What happened there? You never told. I'll never know. I saw you once. After. We wouldn't go to Urbandale. You wouldn't go to the beauty school there. You would go nowhere. Your wings were truly broken, you could no longer fly. We didn't know how to mend them.

My parents were leaving. Retiring to Florida. I'd go there. Find a job. Before I left. Kelly brought you to visit me. You were so thin. So lost. Not the same. Still different. You wouldn't eat. They had killed you. Your wings were unmended. You could not soar. It killed your soul.

Only it was the slow death without eating. So pale. So thin. So sad. No longer you. Not as I remembered. Not the last memory of you I wanted. Before I left your Mother came. Thanked me for being your friend. I wished we could fly together one more time, but that was not to be.

So, with nothing to keep me there. I left. Left the hate. Left the ugly words. Only to find them again in other places. No matter where I wandered. No matter who I met. There was always the hate. I no longer flew on angel wings, didn't bother to unfold them.

Kelly wrote to me one day. She told me you were dead. Only you had been dead. That is why you didn't eat. Whatever happened in that clinic, it haunted you. It killed your soul. It killed you. Broke your wings so you never flew again. You could not fix your wings. So, you died.

I tried to forget you. Move on. I moved on and on. Eventually putting the memories aside. Never forgetting completely. But put away the pain. Cover it with my hate. But I could never stop missing you. I wanted to unfold my wings, to fly again but without you I never could.
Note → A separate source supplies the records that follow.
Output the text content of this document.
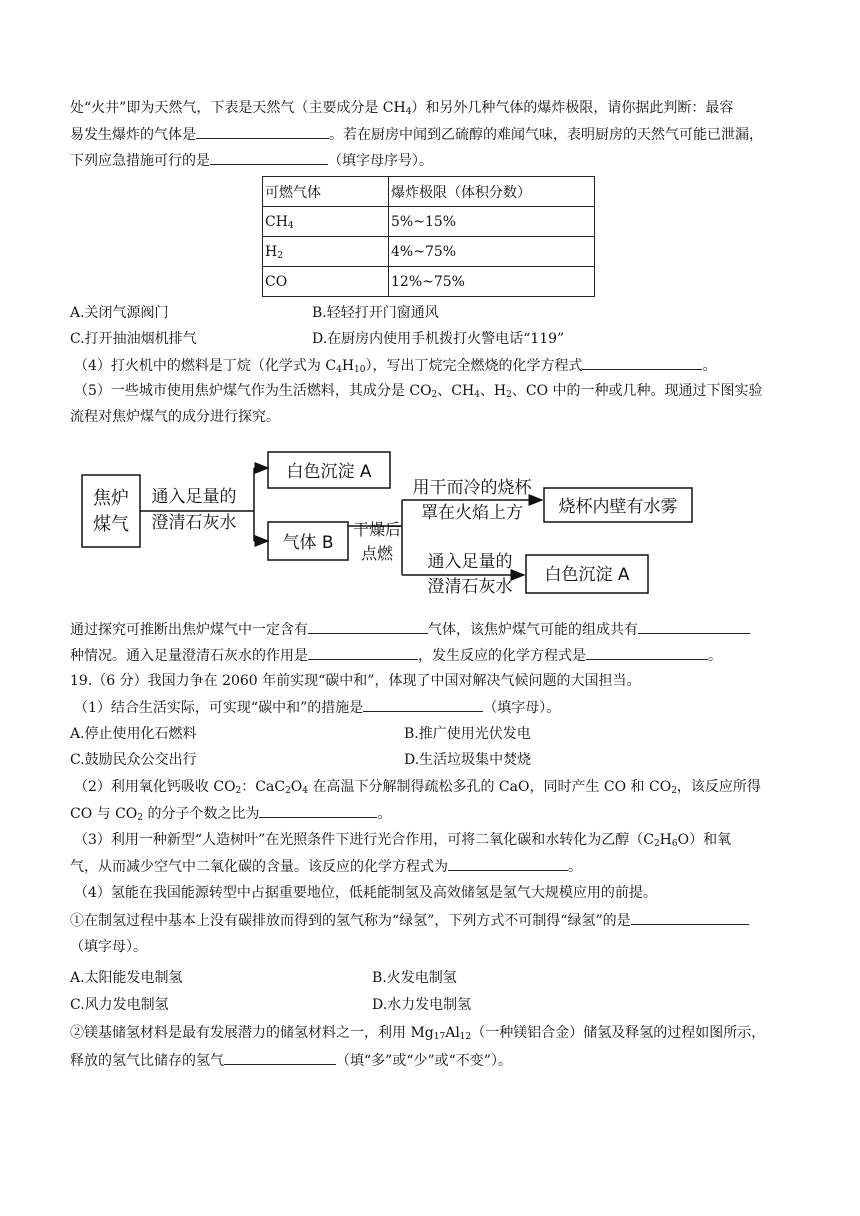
处“火井”即为天然气，下表是天然气（主要成分是 $CH_4$）和另外几种气体的爆炸极限，请你据此判断：最容
易发生爆炸的气体是	。若在厨房中闻到乙硫醇的难闻气味，表明厨房的天然气可能已泄漏，
下列应急措施可行的是	（填字母序号）。
可燃气体	爆炸极限（体积分数）
$CH_4$	5%~15%
$H_2$	4%~75%
CO	12%~75%
A.关闭气源阀门	B.轻轻打开门窗通风
C.打开抽油烟机排气	D.在厨房内使用手机拨打火警电话“119”
（4）打火机中的燃料是丁烷（化学式为 $C_4H_{10}$），写出丁烷完全燃烧的化学方程式	。
（5）一些城市使用焦炉煤气作为生活燃料，其成分是 $CO_2$、$CH_4$、$H_2$、CO 中的一种或几种。现通过下图实验
流程对焦炉煤气的成分进行探究。
焦炉
煤气
通入足量的
澄清石灰水
白色沉淀 A
气体 B
干燥后
点燃
用干而冷的烧杯
罩在火焰上方
通入足量的
澄清石灰水
烧杯内壁有水雾
白色沉淀 A
通过探究可推断出焦炉煤气中一定含有	气体，该焦炉煤气可能的组成共有
种情况。通入足量澄清石灰水的作用是	，发生反应的化学方程式是	。
19.（6 分）我国力争在 2060 年前实现“碳中和”，体现了中国对解决气候问题的大国担当。
（1）结合生活实际，可实现“碳中和”的措施是	（填字母）。
A.停止使用化石燃料	B.推广使用光伏发电
C.鼓励民众公交出行	D.生活垃圾集中焚烧
（2）利用氧化钙吸收 $CO_2$：$CaC_2O_4$ 在高温下分解制得疏松多孔的 CaO，同时产生 CO 和 $CO_2$，该反应所得
CO 与 $CO_2$ 的分子个数之比为	。
（3）利用一种新型“人造树叶”在光照条件下进行光合作用，可将二氧化碳和水转化为乙醇$(C_2H_6O)$和氧
气，从而减少空气中二氧化碳的含量。该反应的化学方程式为	。
（4）氢能在我国能源转型中占据重要地位，低耗能制氢及高效储氢是氢气大规模应用的前提。
①在制氢过程中基本上没有碳排放而得到的氢气称为“绿氢”，下列方式不可制得“绿氢”的是
（填字母）。
A.太阳能发电制氢	B.火发电制氢
C.风力发电制氢	D.水力发电制氢
②镁基储氢材料是最有发展潜力的储氢材料之一，利用 $Mg_{17}Al_{12}$（一种镁铝合金）储氢及释氢的过程如图所示，
释放的氢气比储存的氢气	（填“多”或“少”或“不变”）。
I learned one thing though. To put aside the hate. I pity the same, now. So wrapped up in their hate. I realized that I had only fallen as an angel because I wouldn't unfold my wings. Fly above their hate. Leave them to their own hate and fly away.

I found out I wasn't homosexual or straight. I was asexual. With this I unfolded my wings. I flew above the same. Became something more than an angel fallen among them. I realized that I wasn't the same, because I wasn't the fallen angel, they were.

Today I bought some roses. A yellow rose. A white rose. A pink rose. A red rose. Friendship. Loyalty. Love. Passion. I threw their petals in a local canal. In memory of you and the others we loved. One day we would fly together on angel wings again. We are all angels in the end.

Dedicated to all of those fallen angels who have yet to unfold their wings and see their full glory. Those who have not donned their wings and flown. Weighed down by their hate. Weighed down by the anger, the hate of others. Unfold your wings, soar with me, be an angel in the end.